The company is led by Michel Maharbiz, the UC Berkeley electrical engineering and bioengineering professor who founded iota Biosciences in 2017. Iota developed miniaturised bioelectronic implants and was later acquired by Astellas Pharma. Epia advances work that originated at iota but applies it to a different clinical target: restoring motor function in stroke survivors who retain the neural intent to move but have lost the ability to translate that intent into action.

Epia’s system consists of three components. The implantable BCI is placed within the skull in a procedure the company says takes less than an hour and does not pierce the dura, the membrane surrounding the brain. It supports both sensing and stimulation — a read-write architecture that allows the device to both decode neural signals and deliver targeted electrical feedback. The implant is charged wirelessly through a non-invasive headset, requires no chest-implanted pulse generator, and is designed to be replaceable or upgradeable without additional invasive surgery.

The second component is a closed-loop software layer that interprets neural intent in real time and fuses it with contextual data from external sensors. The third is an upper-limb grip-assist motor prosthetic — a motorised glove — that translates decoded intent into physical hand movement. The company describes the glove as deliberately simple and replaceable, designed for daily use rather than clinical settings alone.

The approach positions Epia in an emerging category of BCI companies that pair implanted neural interfaces with assistive robotics for rehabilitation rather than communication. Where companies like Paradromics and Synchron focus primarily on speech restoration or digital device control for people with paralysis, Epia is targeting the larger population of stroke survivors who have partial motor deficits. The company estimates that roughly 60,000 of the 690,000 new stroke survivors in the US each year could be candidates for its products, representing what it describes as a market opportunity exceeding $5 billion.
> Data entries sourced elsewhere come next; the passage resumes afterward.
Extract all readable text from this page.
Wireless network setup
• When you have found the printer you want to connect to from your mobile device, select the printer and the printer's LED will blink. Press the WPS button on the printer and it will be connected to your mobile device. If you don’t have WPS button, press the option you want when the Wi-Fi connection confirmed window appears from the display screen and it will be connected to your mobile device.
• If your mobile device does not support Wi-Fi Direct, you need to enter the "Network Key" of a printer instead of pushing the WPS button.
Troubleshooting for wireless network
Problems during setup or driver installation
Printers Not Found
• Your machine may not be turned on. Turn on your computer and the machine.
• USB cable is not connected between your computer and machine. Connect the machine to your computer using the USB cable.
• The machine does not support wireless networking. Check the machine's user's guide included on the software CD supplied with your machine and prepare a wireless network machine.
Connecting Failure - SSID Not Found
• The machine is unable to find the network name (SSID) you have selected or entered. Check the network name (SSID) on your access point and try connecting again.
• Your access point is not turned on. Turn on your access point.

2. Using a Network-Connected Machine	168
Maharbiz serves as CEO. Gil Mandelbaum, a neuroscientist with over fifteen years of experience in neural hardware and software systems, is chief technology and science officer. Michelle Patruno, who has scaled companies from early stage through IPO, is chief operating officer. Ehud Gelblum, a former Wall Street technology equity research analyst, is chief financial officer.
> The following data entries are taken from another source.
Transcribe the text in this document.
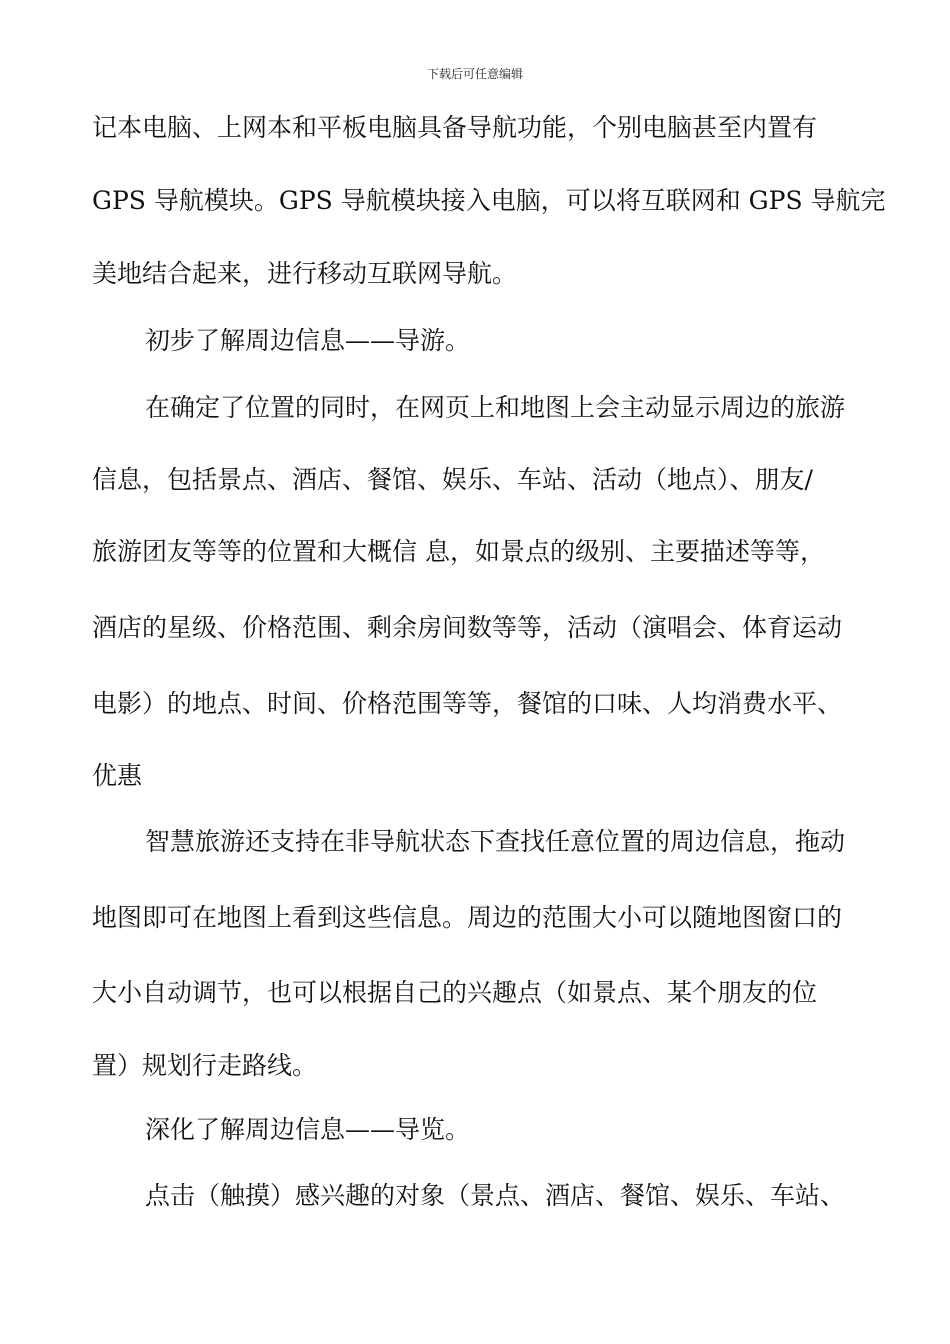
下载后可任意编辑
记本电脑、上网本和平板电脑具备导航功能，个别电脑甚至内置有
GPS 导航模块。GPS 导航模块接入电脑，可以将互联网和 GPS 导航完
美地结合起来，进行移动互联网导航。
初步了解周边信息——导游。
在确定了位置的同时，在网页上和地图上会主动显示周边的旅游
信息，包括景点、酒店、餐馆、娱乐、车站、活动（地点）、朋友/
旅游团友等等的位置和大概信 息，如景点的级别、主要描述等等，
酒店的星级、价格范围、剩余房间数等等，活动（演唱会、体育运动
电影）的地点、时间、价格范围等等，餐馆的口味、人均消费水平、
优惠
智慧旅游还支持在非导航状态下查找任意位置的周边信息，拖动
地图即可在地图上看到这些信息。周边的范围大小可以随地图窗口的
大小自动调节，也可以根据自己的兴趣点（如景点、某个朋友的位
置）规划行走路线。
深化了解周边信息——导览。
点击（触摸）感兴趣的对象（景点、酒店、餐馆、娱乐、车站、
The advisory board includes Mark Richardson of Massachusetts General Hospital, Netanel Ben-Shalom of Lenox Hill Hospital, Joshua Aronson of Beth Israel Deaconess Medical Center, Bernardo Sabatini of Harvard Medical School and the Howard Hughes Medical Institute, Jan Rabaey of UC Berkeley, David Lin of Massachusetts General Hospital, and Mark Slutsky of Northwestern University, who also serves as president of the Brain Computer Interface Society.

Epia has not disclosed the amount of funding raised or its investors. The company said it plans to expand beyond stroke into cognitive decline, Parkinson’s disease, and epilepsy, though no timelines were provided for those indications.

The launch adds another entrant to a BCI sector that raised over $960 million in Q1 2026. It is also one of the first companies to explicitly design its implant for upgradability — a practical consideration as the field’s hardware capabilities continue to advance faster than the multi-year clinical trial cycles required to bring devices to market.